This is unknown territory for the B2L market - landlords will be changing their plans and we need to help them

Landlords need to secure the financial clarity and resilience needed to weather this new regulatory era, while at the same time pushing to grow - if they don’t then the country’s rental market will be in trouble according to Ryan Etchells at Together

Related topics:  Buy to Let,  Blogs
Ryan Etchells | Chief Commercial Officer, Together
9th June 2026
Ryan Etchells

In a post-Renter’s Rights Act world, there’s been plenty of speculation over what the long-term outcomes will be for renters. But the better question to ask might be how the act changes the rental market as a whole. The immediate benefits for the country’s renters are there to see in the legislation, but the jury’s out on whether, in five year’s time for example, the picture will be so rosy. 
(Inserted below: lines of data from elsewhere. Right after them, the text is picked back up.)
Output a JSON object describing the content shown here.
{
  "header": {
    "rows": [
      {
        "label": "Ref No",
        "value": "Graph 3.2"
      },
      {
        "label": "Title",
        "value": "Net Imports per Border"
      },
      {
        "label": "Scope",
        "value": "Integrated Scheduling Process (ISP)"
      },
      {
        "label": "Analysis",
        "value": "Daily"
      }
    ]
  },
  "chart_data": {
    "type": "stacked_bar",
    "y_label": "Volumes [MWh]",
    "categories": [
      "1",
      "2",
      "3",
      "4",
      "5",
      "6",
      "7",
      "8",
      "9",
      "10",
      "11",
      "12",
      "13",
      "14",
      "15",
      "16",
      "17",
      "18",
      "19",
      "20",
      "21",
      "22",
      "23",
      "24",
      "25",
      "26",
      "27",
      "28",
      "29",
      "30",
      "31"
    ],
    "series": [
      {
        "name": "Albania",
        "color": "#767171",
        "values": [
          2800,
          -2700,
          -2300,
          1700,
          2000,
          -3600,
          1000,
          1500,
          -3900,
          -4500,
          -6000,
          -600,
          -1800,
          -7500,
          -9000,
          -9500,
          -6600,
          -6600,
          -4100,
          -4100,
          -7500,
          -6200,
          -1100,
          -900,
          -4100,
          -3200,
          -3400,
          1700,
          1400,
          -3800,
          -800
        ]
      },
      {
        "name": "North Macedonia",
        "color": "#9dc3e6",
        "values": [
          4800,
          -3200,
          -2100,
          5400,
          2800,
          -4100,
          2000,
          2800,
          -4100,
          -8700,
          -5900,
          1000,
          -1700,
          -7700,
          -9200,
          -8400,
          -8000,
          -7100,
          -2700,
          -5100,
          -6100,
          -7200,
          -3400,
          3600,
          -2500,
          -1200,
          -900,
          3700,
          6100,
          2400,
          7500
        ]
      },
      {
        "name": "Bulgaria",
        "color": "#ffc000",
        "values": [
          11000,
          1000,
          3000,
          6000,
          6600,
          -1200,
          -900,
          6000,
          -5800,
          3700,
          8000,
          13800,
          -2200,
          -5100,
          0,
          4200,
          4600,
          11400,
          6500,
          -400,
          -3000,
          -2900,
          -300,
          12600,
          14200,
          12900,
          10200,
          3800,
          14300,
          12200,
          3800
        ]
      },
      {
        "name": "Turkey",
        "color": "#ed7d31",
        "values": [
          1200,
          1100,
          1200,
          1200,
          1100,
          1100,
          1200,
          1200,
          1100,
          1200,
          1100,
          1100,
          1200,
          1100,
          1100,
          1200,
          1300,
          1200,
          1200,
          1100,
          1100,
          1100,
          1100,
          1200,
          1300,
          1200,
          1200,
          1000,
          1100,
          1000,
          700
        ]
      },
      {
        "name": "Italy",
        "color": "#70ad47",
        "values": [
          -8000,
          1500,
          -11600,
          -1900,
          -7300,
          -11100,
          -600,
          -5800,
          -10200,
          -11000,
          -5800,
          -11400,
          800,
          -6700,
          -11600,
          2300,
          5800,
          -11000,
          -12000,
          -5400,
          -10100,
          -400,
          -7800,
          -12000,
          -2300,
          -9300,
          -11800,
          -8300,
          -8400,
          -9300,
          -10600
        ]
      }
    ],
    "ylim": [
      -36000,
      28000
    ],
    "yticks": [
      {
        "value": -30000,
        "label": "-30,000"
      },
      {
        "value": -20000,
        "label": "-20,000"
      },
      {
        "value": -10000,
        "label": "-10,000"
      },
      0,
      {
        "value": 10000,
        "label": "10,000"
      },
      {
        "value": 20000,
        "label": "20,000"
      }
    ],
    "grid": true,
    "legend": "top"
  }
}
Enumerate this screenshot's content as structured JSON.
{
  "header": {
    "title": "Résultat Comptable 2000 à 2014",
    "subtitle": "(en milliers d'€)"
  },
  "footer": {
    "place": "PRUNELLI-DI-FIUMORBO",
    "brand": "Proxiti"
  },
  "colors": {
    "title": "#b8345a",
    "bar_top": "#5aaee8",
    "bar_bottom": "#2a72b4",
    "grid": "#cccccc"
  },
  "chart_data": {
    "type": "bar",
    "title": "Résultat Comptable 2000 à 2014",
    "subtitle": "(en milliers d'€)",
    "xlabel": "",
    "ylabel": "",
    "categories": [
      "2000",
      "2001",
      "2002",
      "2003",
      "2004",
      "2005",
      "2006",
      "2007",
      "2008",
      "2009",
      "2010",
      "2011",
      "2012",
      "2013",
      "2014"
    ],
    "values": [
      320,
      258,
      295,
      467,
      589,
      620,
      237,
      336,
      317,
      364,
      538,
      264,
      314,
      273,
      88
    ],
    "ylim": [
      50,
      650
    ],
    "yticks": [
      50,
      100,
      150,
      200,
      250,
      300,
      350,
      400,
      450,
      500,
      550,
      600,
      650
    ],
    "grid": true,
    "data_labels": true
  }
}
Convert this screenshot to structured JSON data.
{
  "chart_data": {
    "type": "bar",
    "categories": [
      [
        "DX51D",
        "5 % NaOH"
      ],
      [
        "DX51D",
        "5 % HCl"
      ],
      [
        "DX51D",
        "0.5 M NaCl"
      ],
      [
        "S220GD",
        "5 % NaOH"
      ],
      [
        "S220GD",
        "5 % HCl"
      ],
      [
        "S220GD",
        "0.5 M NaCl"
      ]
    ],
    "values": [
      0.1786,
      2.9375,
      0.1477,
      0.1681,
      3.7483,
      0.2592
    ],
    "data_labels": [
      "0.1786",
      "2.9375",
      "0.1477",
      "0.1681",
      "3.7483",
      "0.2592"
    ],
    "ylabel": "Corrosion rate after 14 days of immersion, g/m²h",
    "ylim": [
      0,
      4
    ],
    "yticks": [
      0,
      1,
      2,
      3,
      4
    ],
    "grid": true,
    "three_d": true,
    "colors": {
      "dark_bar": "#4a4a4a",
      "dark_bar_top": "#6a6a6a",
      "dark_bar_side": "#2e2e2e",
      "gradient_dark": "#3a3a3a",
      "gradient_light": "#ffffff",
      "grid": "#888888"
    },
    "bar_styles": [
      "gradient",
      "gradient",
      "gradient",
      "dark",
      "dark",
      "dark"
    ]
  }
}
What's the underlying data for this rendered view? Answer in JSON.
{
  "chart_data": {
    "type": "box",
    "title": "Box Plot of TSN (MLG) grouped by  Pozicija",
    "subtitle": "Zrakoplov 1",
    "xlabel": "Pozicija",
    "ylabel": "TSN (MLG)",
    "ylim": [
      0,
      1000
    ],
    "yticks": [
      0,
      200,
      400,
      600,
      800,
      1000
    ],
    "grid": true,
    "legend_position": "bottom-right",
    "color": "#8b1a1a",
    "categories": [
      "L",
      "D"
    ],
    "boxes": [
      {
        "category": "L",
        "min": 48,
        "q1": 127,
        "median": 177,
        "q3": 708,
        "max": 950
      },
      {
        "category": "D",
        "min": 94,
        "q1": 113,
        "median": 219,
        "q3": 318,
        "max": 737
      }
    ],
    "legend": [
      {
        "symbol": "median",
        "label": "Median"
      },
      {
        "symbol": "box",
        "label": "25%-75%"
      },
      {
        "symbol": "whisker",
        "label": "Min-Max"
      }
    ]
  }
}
Fundamentally, it comes down to a question over housing stock - if there’s not enough to go around on the rental market then the benefits of the Act will be undone by the pressure on prices. We’re still in a period where we need to closely assess how the Act changes the market, and the group to look at - perhaps unexpectedly - are the landlords with larger portfolios. 

With many smaller landlords either selling off their properties or planning to - choosing to forego the extra legislative burdens which come hand-in-hand with the Act, alarm bells should be ringing. While some of these properties will go to other landlords, keeping them within the rental ecosystem, many others will not. That’s an immediate loss of a considerable number of properties which were previously being rented out. 

The widely held assumption in the industry is that the slack will be picked up by professional landlords - those with larger portfolios and more appetite to expand. This would suit a narrative which has been bubbling in the industry for some time - the shift to professionalisation and the end of the small landlord. Indeed, the number of buy-to-let corporations has soared in recent years. However with all the recent changes in legislation, this narrative may need to be questioned. 

For one, we’re certainly not seeing any current voracious appetite for expansion among professional landlords. The general feeling appears to be that large landlords are waiting to assess exactly how their portfolios are being affected by the Renter’s Rights Act, and looking to consolidate their current portfolios.

Instead of looking to expand, we’re seeing large-portfolio landlords assessing the structure of their portfolios, how the finances are holding up, and thinking about how to carve a path to growth under the new rules and with a more challenging economy. The restructuring of portfolios allows landlords to reposition themselves to potentially push for expansion when the shape of the legislative landscape and wider market are clearer. 

A problem faced by many landlords at the moment is fragmented borrowing, where multiple loans across different properties, often involving different lenders, renewal dates and criteria sets are seriously limiting flexibility. Having multiple rate positions can be a serious disadvantage and make profit calculations tricky.

With the rental market’s need to maintain a healthy stock of properties, it’s important that - following this period of consolidation - buy-to-let landlords are positioned to expand. Given that it is a critical time, they need to be aware of the options available to them. Multi property portfolio propositions for example offer an option for landlords to consolidate their existing financial arrangements across a number of properties into one monthly payment, giving greater clarity to their portfolio position.

Consolidating loans, and releasing equity for investment are what’s needed to keep the rental market going, but ultimately, navigating this new buy-to-let landscape requires a delicate balancing act from large-portfolio landlords. They need to secure the financial clarity and resilience needed to weather this new regulatory era, while at the same time pushing to grow - if they don’t then the country’s rental market will be in trouble.